A música nos apresenta Geni e o Comandante. Geni, uma mulher muito conhecida e falada na cidade pelos seus comportamentos, Chico Buarque, a descreve em estrofe “…De tudo que é nego torto, do mangue, do cais, do porto, ela já foi namorada, o seu corpo é dos errantes, dos cegos, dos retirantes, é de quem não tem mais nada…”. Do mesmo modo, em estrofe nos apresenta o Comandante, “…forasteiro, o guerreiro tão vistoso, tão temido e poderoso…”. A canção tem como refrão uma expressão no qual será repetida sempre que mencionado o nome de Geni “…Joga pedra na Geni, ela é feita pra apanhar, ela é boa de cuspir, ela dá pra qualquer um, maldita Geni…”.

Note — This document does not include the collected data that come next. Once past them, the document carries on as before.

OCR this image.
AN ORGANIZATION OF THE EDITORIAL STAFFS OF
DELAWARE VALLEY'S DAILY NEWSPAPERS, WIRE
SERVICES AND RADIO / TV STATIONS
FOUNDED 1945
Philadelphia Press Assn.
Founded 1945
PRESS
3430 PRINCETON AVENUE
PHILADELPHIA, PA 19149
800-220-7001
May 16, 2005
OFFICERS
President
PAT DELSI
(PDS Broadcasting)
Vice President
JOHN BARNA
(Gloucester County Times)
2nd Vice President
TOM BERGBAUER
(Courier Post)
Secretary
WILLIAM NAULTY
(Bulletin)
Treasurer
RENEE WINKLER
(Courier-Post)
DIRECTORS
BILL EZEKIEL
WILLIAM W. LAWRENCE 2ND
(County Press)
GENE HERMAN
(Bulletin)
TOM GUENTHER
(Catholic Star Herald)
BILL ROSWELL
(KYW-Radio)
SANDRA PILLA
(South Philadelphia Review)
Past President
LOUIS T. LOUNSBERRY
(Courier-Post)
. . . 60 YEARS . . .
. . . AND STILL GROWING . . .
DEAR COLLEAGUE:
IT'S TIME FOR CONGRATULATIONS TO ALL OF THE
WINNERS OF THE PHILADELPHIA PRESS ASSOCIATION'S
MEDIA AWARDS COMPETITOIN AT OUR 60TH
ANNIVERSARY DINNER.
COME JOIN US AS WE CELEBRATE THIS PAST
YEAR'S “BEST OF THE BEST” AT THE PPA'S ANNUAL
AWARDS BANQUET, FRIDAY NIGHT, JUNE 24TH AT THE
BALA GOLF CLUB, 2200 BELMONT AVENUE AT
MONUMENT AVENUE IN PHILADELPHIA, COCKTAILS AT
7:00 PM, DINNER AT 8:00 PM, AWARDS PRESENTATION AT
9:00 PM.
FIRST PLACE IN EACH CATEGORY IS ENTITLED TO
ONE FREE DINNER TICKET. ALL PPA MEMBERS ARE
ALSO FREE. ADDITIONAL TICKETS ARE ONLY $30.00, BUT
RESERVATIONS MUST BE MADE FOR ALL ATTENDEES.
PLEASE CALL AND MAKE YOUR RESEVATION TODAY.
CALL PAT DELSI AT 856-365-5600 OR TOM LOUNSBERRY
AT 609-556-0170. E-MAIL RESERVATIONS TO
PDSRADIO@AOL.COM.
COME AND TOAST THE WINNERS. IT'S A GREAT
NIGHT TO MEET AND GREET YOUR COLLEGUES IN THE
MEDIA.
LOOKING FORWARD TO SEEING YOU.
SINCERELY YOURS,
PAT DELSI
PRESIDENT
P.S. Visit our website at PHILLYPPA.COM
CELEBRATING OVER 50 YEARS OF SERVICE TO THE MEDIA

Nota-se que Geni é hostilizada pela forma como se comporta, nos fazendo refletir quanto a diferença de valores e comportamentos esperados em relação a mulher e ao homem, que apesar de existirem valores indistintos, como: “respeito”, “obediência”, “honestidade”, “trabalho”, existem também valores que estão relacionados apenas ao sexo feminino, como: “submissão”, “delicadeza no trato”, “pureza”, “capacidade de doação”, “prendas domésticas e habilidades manuais” (BIASOLI-ALVES, 2000).

No entanto, o Comandante tratava-se de um homem forte, temido e detentor de poder, ele havia chegado na cidade com a intenção de destruí-la, mas que ao conhecer Geni encantou-se e logo propôs a paz em troca de uma noite com ela. “Ao longo do processo histórico foram naturalizados e consolidados papéis de gênero diferenciados ao homem e à mulher: atribui-se ao homem a força e o poder, e à mulher a submissão e fragilidade” (CARVALHO; FERREIRA; SANTOS, 2010).

Fonte: encurtador.com.br/xDNY6

Dessa forma, comportamentos semelhantes são vistos e julgados socialmente de modo diferente a partir do gênero da pessoa. As mulheres ainda são estereotipadas pelos seus posicionamentos e/ou comportamentos diante da sociedade, por vezes, sendo diminuídas a rótulos pejorativos por se comportarem do mesmo modo que o homem, ou seja, enquanto a mulher é julgada e muitas vezes massacrada por sua liberdade, o homem é exaltado pelo mesmo direito.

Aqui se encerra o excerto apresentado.